I pushed my tongue between her teeth exactly as L.A. had done with me, and Diana invited it in. She put her hand behind my head and held my mouth to hers. The feeling was unbelievable, much more
powerful than L.A.’s demonstration because it meant something so different. When we finally broke the kiss, we were both breathing hard. Diana looked at me with a serious expression, and I
wondered for a second if she was going to hit me. Then she came around the end of the couch and knelt on the cushion beside me. She held my cheeks with her hands and leaned down to kiss me the way
I had just kissed her. I turned farther toward her and slid my hand up from her hip toward her breast.

“Mmmm,” she said again.

At the other end of the house the front door opened, and in my guilty mind it was nothing less than the crack of doom. Diana jumped back from me as if I’d suddenly turned red-hot, and Andy
started yelling in his crib.

“It’s Porkchop!” Diana hissed, a rabbit in the spotlight.

“Oh, goddamn,” I said. I took a couple of deep breaths, aching, feeling like an overinflated balloon.

“C’mon,” said Diana, and we went into the other room to get Andy. “Hey, Fubb,” she said as she gathered him up. “You’re wet.” We heard Don go into
the kitchen.

While Diana started changing Andy, I looked down at myself to make sure I was safe to be seen, then walked into the kitchen. I was feeling remorseful over what I’d just been doing and
wanting to do with Don’s daughter, but I’d lived with worse. At least with Don I never got the feeling he could hear what I was thinking the way Gram and L.A. sometimes could.

“Hiya, Jimbo,” he said.

He turned from the refrigerator with a bottle of root beer in his hand and held it out to me as he reached for another one.

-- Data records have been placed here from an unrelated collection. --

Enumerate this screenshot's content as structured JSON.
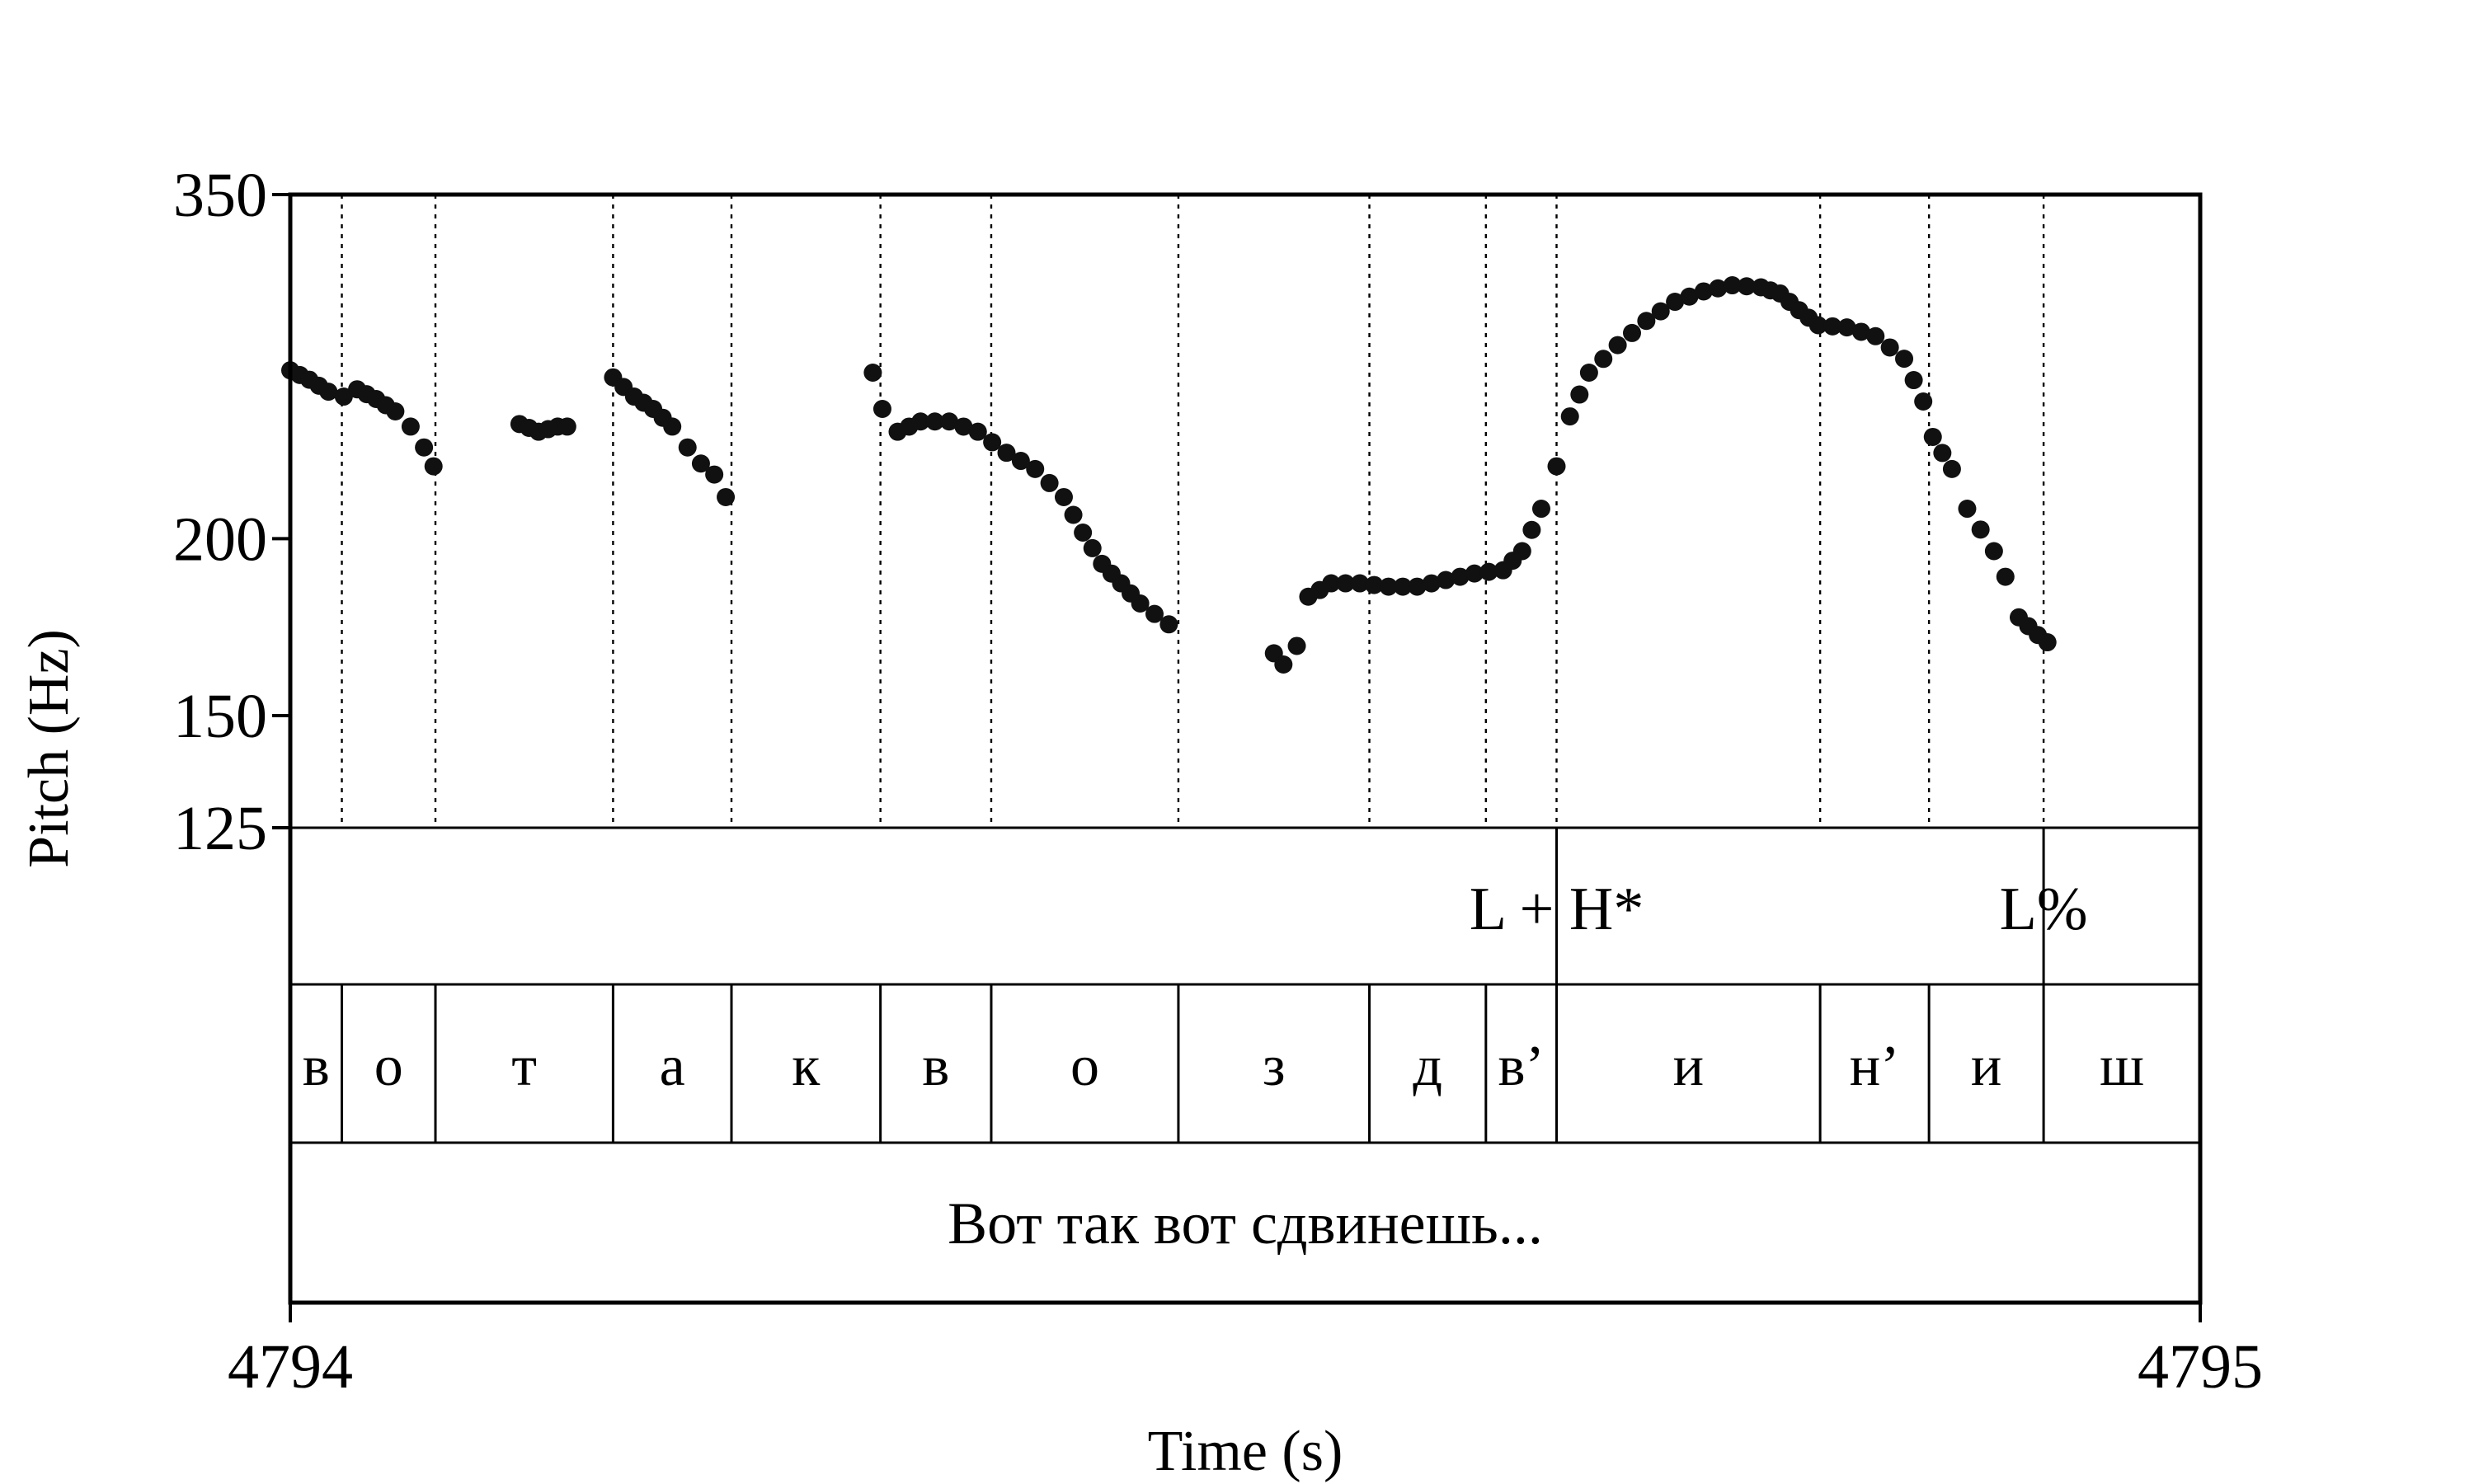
{
  "chart_data": {
    "type": "scatter",
    "xlabel": "Time (s)",
    "ylabel": "Pitch (Hz)",
    "x_range": [
      4794,
      4795
    ],
    "x_tick_labels": [
      "4794",
      "4795"
    ],
    "y_range": [
      125,
      350
    ],
    "y_scale": "log",
    "y_ticks": [
      350,
      200,
      150,
      125
    ],
    "grid": "dotted vertical lines at segment boundaries",
    "boundaries": [
      0.027,
      0.076,
      0.169,
      0.231,
      0.309,
      0.367,
      0.465,
      0.565,
      0.626,
      0.663,
      0.801,
      0.858,
      0.918
    ],
    "tone_tier": [
      {
        "label": "L + H*",
        "time": 0.663
      },
      {
        "label": "L%",
        "time": 0.918
      }
    ],
    "segment_tier": [
      {
        "label": "в",
        "start": 0.0,
        "end": 0.027
      },
      {
        "label": "о",
        "start": 0.027,
        "end": 0.076
      },
      {
        "label": "т",
        "start": 0.076,
        "end": 0.169
      },
      {
        "label": "а",
        "start": 0.169,
        "end": 0.231
      },
      {
        "label": "к",
        "start": 0.231,
        "end": 0.309
      },
      {
        "label": "в",
        "start": 0.309,
        "end": 0.367
      },
      {
        "label": "о",
        "start": 0.367,
        "end": 0.465
      },
      {
        "label": "з",
        "start": 0.465,
        "end": 0.565
      },
      {
        "label": "д",
        "start": 0.565,
        "end": 0.626
      },
      {
        "label": "в’",
        "start": 0.626,
        "end": 0.663
      },
      {
        "label": "и",
        "start": 0.663,
        "end": 0.801
      },
      {
        "label": "н’",
        "start": 0.801,
        "end": 0.858
      },
      {
        "label": "и",
        "start": 0.858,
        "end": 0.918
      },
      {
        "label": "ш",
        "start": 0.918,
        "end": 1.0
      }
    ],
    "sentence": "Вот так вот сдвинешь...",
    "series": [
      {
        "points": [
          [
            0.0,
            263
          ],
          [
            0.01,
            259
          ],
          [
            0.02,
            254
          ],
          [
            0.028,
            252
          ],
          [
            0.035,
            255
          ],
          [
            0.045,
            251
          ],
          [
            0.055,
            246
          ],
          [
            0.063,
            240
          ],
          [
            0.07,
            232
          ],
          [
            0.075,
            225
          ]
        ]
      },
      {
        "points": [
          [
            0.12,
            241
          ],
          [
            0.13,
            238
          ],
          [
            0.14,
            240
          ],
          [
            0.145,
            240
          ]
        ]
      },
      {
        "points": [
          [
            0.169,
            260
          ],
          [
            0.18,
            252
          ],
          [
            0.19,
            247
          ],
          [
            0.2,
            240
          ],
          [
            0.208,
            232
          ],
          [
            0.215,
            226
          ],
          [
            0.222,
            222
          ],
          [
            0.228,
            214
          ]
        ]
      },
      {
        "points": [
          [
            0.305,
            262
          ],
          [
            0.31,
            247
          ],
          [
            0.318,
            238
          ],
          [
            0.33,
            242
          ],
          [
            0.345,
            242
          ],
          [
            0.36,
            238
          ],
          [
            0.375,
            230
          ],
          [
            0.39,
            224
          ],
          [
            0.405,
            214
          ],
          [
            0.415,
            202
          ],
          [
            0.425,
            192
          ],
          [
            0.435,
            186
          ],
          [
            0.445,
            180
          ],
          [
            0.46,
            174
          ]
        ]
      },
      {
        "points": [
          [
            0.515,
            166
          ],
          [
            0.52,
            163
          ],
          [
            0.527,
            168
          ],
          [
            0.533,
            182
          ],
          [
            0.545,
            186
          ],
          [
            0.56,
            186
          ],
          [
            0.575,
            185
          ],
          [
            0.59,
            185
          ],
          [
            0.605,
            187
          ],
          [
            0.62,
            189
          ],
          [
            0.635,
            190
          ],
          [
            0.645,
            196
          ],
          [
            0.655,
            210
          ],
          [
            0.663,
            225
          ],
          [
            0.67,
            244
          ],
          [
            0.68,
            262
          ],
          [
            0.695,
            274
          ],
          [
            0.71,
            285
          ],
          [
            0.725,
            294
          ],
          [
            0.74,
            299
          ],
          [
            0.755,
            302
          ],
          [
            0.77,
            301
          ],
          [
            0.78,
            298
          ],
          [
            0.79,
            290
          ],
          [
            0.8,
            283
          ],
          [
            0.815,
            282
          ],
          [
            0.83,
            278
          ],
          [
            0.845,
            268
          ],
          [
            0.855,
            250
          ]
        ]
      },
      {
        "points": [
          [
            0.86,
            236
          ],
          [
            0.87,
            224
          ],
          [
            0.878,
            210
          ],
          [
            0.885,
            203
          ],
          [
            0.892,
            196
          ],
          [
            0.898,
            188
          ],
          [
            0.905,
            176
          ],
          [
            0.915,
            171
          ],
          [
            0.92,
            169
          ]
        ]
      }
    ]
  }
}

His jacket was hanging over the back of a chair and he was wearing a
short-sleeved white shirt and tie. His short-barreled Smith & Wesson .38 in its dark leather holster was still clipped to his belt. His hands were wide and clean, with short nails, and his
strong arms were lightly covered with hair the same color as Diana’s. What hair was left on his head was a little darker and lay more or less as it pleased instead of how he’d tried to
comb it, with a few gray loners salted in along the sides. He got a bottle opener from the drawer and popped both caps off. We sat at the table.